Covering Same-Sex Weddings
by Harrison Jacobs
October 17, 2012 —
Same-sex marriage is now officially legal in six states—Connecticut, Iowa, Massachusetts, New Hampshire, New York and Vermont, and laws have been passed in Washington and Maryland that will legalize same-sex marriage there as well. A side effect of these new laws is the growing same-sex wedding business. At the forefront of the business is Bernadette Coveney Smith, considered by many to be the nation’s leading same-sex wedding expert. She is the founder and president of 14 Stories, the first company in the U.S. specializing in planning legal same-sex weddings, and has produced hundreds of gay and lesbian weddings since 2004. Her expertise has been sought after by the Today Show, The New York Times, Washington Post and CNN. As the author of Gay Wedding Confidential, Rangefinder sat down with Smith to find out the desires and concerns unique to same-sex weddings.
What are same-sex couples looking for in a photographer?
Coveney Smith: My same-sex couples want a photographer they can have a really good rapport with, who they trust can do a really great job. I want a photographer that’s going to make my client feel comfortable first and foremost. That puts them at ease.
What is unique about the ceremony for same-sex couples that photographers should be aware of?
CS: Many of my clients walk down two aisles for the ceremony, so when we create two aisles, unless there is a really good pivot point for one photographer, it pretty much mandates having a second shooter. Most same-sex weddings don’t happen in churches and many same-sex weddings don’t have parents involved—that changes the dynamic of the ceremony. Ceremonies tend to be very emotional...63 percent of same-sex couples have the support of both parents, while 16 percent have the support of neither set of parents. That indicates there are a lot of couples that have the support of one set of parents only, which can impact the photos and the ceremony.
What other factors should photographers be aware of?
CS: Photographers need to know that they have to be very inclusive. They need the language on their websites and contact forms to be neutral and not make assumptions that the wedding is going to be just like a straight wedding.

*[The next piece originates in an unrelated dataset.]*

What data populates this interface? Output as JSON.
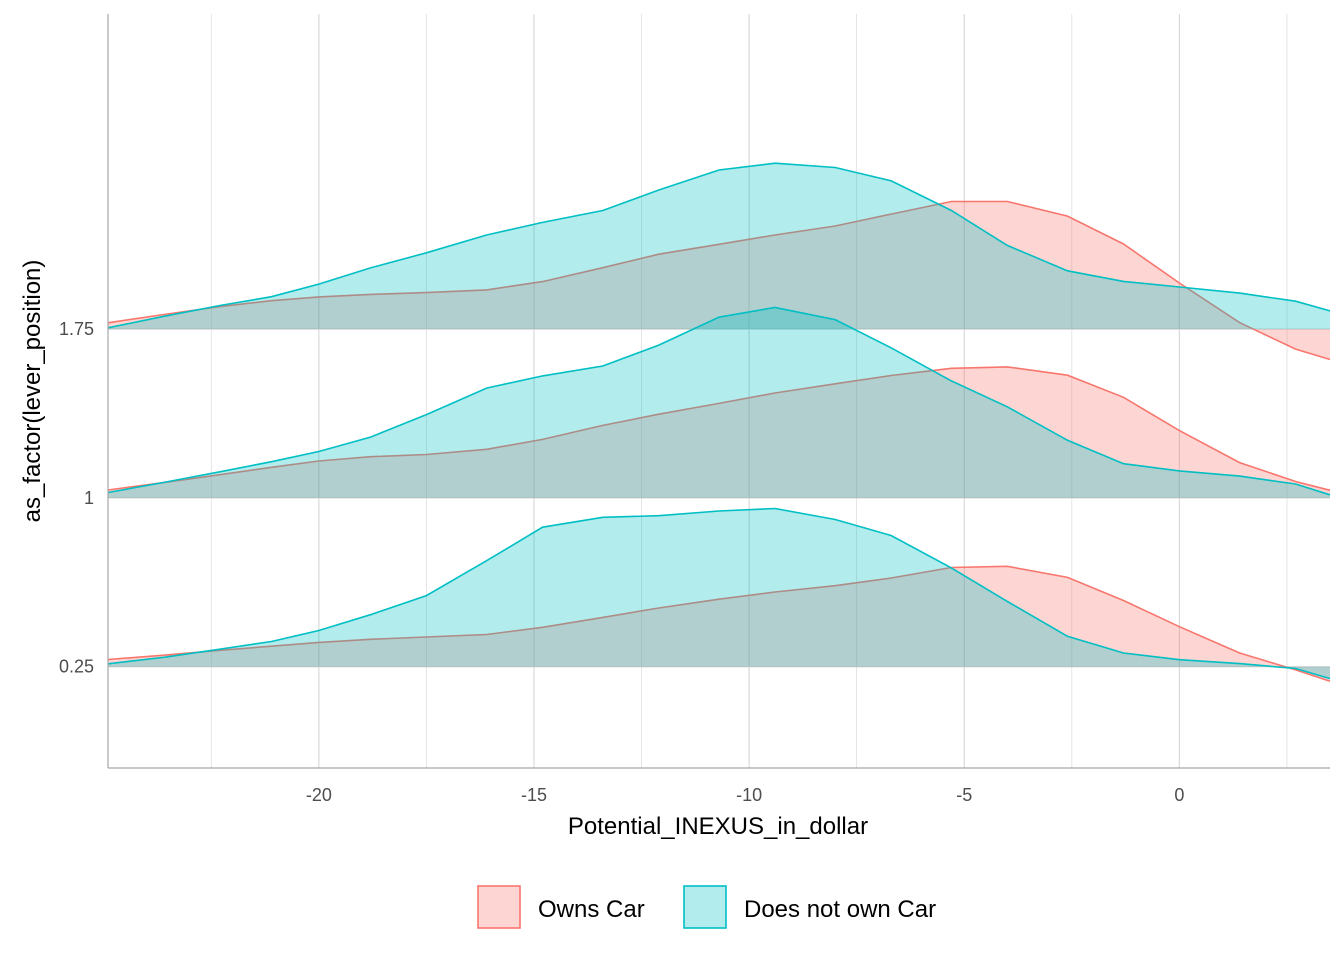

What language is acceptable to use?
CS: [Photographers] can say “attendants,” they can say “wedding party,” they can say “the people standing up with you”...As far as the actual contact form on their websites, they can say “the couple” or “names.” The contract can just say “names.” Other language on the website can say “brides and grooms,” not just “bride and groom;” all of those are relevant.
How can photographers get their work out there more in front of same-sex couples?
CS: Word of mouth is huge; I was talking to an acquaintance who is getting married to his partner, and they are using the same photographer that all of their gay friends used. Submit to gay wedding blogs and magazines [such as] Equally Wed [a gay wedding magazine], or [blogs] 4RealEqualityWeddings.com and On A Bicycle Built for Two (www.onabicyclebuiltfortwo.com).